The Uber Drivers Network of New York have decided not to join San Francisco, Los Angeles, and London drivers in what was intended to be one of the largest Uber protests to date. Instead, in solidarity with their fellow Uber drivers, the organizers of the network in New York are encouraging drivers within the tri-state area to shut their phones off and go on strike.
Earlier this month, the California App-Based Drivers Association (CADA), a non-profit that works to protect fairness in the ride-sharing industry, called on drivers to protest outside of their local Uber offices this Wednesday. This would have been the third time the Uber Drivers Network of NYC protested outside of the Long Island City offices.

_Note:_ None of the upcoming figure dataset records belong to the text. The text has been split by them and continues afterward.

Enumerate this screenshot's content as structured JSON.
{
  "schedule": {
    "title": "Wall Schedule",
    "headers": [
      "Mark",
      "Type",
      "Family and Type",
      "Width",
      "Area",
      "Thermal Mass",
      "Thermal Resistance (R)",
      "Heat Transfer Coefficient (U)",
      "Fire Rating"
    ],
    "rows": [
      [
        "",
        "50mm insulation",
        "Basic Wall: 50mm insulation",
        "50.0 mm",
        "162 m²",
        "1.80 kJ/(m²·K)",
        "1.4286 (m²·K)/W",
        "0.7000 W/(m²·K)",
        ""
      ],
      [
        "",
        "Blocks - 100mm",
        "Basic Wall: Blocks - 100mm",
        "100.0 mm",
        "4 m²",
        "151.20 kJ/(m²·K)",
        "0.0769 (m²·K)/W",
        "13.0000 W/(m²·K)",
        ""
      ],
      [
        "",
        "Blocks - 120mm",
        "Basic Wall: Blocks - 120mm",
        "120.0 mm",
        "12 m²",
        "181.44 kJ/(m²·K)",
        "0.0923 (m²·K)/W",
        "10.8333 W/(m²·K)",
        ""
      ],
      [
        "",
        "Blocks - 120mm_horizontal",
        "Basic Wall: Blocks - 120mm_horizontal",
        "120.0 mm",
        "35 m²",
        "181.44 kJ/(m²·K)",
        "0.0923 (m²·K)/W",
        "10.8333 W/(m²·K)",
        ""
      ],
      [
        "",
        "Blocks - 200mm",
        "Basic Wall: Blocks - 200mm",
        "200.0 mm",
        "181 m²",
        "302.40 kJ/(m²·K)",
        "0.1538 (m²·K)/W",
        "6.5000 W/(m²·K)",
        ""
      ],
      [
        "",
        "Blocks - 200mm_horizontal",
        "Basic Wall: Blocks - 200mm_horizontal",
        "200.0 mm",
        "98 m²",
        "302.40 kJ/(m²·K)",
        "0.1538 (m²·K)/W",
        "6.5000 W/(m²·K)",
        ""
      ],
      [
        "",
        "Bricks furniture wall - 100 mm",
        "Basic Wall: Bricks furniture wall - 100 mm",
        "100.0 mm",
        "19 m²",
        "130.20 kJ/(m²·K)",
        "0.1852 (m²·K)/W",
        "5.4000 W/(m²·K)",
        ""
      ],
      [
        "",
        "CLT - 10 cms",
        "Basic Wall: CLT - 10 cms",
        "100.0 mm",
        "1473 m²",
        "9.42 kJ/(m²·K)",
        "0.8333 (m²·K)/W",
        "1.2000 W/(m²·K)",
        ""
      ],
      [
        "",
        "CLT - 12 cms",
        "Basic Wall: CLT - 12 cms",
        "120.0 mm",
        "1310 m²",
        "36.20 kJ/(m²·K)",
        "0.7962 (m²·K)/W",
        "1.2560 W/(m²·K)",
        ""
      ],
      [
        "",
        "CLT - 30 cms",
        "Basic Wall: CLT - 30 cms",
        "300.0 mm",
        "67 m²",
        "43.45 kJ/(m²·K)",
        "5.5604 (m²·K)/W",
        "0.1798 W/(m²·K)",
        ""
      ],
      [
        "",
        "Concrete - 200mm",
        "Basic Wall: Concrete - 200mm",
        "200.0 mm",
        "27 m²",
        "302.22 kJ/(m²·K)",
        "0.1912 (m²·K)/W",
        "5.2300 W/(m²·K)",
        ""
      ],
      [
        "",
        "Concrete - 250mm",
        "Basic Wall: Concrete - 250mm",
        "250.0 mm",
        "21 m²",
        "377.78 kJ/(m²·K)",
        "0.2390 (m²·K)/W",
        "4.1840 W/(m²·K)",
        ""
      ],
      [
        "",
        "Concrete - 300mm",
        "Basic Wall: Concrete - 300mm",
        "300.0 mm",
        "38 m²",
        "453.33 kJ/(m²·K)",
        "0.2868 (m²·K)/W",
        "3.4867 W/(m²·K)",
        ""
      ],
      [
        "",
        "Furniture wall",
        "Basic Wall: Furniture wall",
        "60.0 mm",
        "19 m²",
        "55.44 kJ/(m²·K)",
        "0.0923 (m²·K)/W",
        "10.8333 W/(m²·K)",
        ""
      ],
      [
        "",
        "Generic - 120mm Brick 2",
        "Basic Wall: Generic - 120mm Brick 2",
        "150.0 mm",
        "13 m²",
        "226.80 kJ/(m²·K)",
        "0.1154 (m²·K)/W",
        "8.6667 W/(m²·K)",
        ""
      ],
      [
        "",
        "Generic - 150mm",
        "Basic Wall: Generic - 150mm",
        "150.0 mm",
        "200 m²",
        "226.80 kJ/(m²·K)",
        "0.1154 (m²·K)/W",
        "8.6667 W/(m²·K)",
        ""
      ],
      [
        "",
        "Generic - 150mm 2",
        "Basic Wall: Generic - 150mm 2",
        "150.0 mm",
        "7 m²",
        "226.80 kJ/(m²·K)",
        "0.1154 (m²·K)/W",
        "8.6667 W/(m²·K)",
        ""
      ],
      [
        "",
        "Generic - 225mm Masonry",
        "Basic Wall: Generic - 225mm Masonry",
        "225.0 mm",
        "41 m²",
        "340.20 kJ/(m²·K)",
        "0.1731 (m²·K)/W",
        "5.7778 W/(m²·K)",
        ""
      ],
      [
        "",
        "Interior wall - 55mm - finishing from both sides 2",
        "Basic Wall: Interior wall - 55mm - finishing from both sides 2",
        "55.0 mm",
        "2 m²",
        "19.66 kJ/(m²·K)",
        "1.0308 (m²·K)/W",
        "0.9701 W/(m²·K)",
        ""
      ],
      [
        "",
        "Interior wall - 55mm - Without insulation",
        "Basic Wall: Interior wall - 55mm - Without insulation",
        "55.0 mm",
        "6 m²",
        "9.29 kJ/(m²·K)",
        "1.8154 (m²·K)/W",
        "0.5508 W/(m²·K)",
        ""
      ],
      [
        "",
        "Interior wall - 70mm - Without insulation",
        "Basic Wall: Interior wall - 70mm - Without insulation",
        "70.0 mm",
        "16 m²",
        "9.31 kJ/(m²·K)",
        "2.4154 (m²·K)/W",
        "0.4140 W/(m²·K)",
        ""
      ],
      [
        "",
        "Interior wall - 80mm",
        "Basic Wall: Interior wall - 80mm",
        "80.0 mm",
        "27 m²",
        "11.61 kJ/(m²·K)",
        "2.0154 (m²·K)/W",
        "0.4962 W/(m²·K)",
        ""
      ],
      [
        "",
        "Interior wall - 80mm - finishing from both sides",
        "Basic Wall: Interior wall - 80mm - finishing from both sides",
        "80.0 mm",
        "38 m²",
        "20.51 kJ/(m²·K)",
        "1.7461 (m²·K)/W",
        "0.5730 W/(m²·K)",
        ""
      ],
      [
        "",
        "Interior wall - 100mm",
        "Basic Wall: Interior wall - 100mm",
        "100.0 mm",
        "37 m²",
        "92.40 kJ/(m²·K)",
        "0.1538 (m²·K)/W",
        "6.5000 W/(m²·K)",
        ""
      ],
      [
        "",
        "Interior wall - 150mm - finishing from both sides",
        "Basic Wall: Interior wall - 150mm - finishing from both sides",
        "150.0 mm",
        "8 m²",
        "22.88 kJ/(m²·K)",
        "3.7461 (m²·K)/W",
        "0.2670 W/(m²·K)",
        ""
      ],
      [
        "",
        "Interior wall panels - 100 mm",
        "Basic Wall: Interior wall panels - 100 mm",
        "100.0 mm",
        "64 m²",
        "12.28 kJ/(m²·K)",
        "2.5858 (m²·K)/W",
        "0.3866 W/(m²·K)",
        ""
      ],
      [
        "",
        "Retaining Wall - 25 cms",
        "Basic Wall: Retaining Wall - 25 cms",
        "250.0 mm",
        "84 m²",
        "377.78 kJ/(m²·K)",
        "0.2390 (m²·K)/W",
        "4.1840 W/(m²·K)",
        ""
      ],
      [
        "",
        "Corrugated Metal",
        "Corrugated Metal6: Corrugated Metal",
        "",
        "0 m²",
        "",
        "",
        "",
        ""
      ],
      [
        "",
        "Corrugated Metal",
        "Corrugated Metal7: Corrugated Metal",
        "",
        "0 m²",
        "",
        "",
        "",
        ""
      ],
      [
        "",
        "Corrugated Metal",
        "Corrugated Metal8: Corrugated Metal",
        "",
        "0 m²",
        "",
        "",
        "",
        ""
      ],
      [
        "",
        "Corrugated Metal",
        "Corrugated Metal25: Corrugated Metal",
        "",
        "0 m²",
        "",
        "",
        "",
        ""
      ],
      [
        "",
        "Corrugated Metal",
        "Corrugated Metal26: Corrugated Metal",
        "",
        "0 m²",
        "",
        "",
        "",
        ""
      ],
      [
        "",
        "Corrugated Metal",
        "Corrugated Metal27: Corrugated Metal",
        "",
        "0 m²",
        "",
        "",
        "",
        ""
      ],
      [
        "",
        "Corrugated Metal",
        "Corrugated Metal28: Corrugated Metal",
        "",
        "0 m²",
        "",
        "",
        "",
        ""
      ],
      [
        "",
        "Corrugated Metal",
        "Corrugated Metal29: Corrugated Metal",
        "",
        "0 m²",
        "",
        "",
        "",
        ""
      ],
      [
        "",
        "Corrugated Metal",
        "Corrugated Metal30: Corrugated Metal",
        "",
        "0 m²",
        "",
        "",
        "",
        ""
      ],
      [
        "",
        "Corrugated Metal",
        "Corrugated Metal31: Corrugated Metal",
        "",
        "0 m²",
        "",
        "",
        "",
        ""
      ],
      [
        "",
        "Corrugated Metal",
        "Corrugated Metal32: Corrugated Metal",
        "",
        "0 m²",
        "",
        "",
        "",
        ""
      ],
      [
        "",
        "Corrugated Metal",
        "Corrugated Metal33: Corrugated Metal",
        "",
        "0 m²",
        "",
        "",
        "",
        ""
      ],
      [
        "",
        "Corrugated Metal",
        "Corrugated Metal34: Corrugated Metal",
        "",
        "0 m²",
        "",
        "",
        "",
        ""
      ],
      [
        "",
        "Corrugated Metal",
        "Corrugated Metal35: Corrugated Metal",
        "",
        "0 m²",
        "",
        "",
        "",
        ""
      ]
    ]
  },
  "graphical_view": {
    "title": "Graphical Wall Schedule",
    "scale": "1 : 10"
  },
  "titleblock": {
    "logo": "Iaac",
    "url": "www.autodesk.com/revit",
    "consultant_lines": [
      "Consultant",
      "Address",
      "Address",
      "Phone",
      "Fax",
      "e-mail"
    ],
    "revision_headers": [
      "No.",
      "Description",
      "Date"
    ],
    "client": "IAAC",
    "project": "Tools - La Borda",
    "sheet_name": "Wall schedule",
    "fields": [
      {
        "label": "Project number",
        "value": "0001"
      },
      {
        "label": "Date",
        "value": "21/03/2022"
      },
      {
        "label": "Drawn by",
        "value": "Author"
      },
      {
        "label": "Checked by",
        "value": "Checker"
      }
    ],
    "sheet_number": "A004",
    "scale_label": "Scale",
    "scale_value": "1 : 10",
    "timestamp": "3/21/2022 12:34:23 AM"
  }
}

However, poor recent turnouts by the New York Driver's network changed the organization's plans. During an open conference call last week, spearheaded by one of the primary organizers Abdoulrahime Diallo, drivers were asked whether they would show up to two important upcoming events: the TLC hearing regarding new proposed rules that would limit the way Uber and Lyft operate and tomorrow's global protest. Most drivers agreed to show up to both, but only around 10 drivers, a small fraction of the 1,266 drivers in the network, showed up at the hearing.
Given the poor showing at the hearing, organizers Riaz Abdeen and Diallo told BuzzFeed News it was unlikely that they would join the protests. In the 72 hours leading up to the protest, the network has been sending out street teams, so to speak, to spread the word to other Uber drivers about the strike and the network.
The network emphasized they will continue to strike despite seeming efforts from Uber NYC to encourage against the protests. In the Facebook post announcing the strikes, the network indicated that Uber, in an attempt to dissuade drivers from striking, has been offering no-commission "incentives" to drivers this week from 6 to 10 A.M.. BuzzFeed News has reached out to the organizers and Uber for more information as to the specifics of these incentives.
While organizers of the protest feel that the incentives that Uber rolled out this week — the company is not taking a cut of drivers fares during the morning rush — were specifically meant to dissuade drivers from protesting, Uber NYC general manager Josh Mohrer said it was not the company's intention to do so.
"We run incentives like this all the time," Mohrer wrote to BuzzFeed News over email. "We've been targeting morning rush, for example, for most of the year. The two are not related."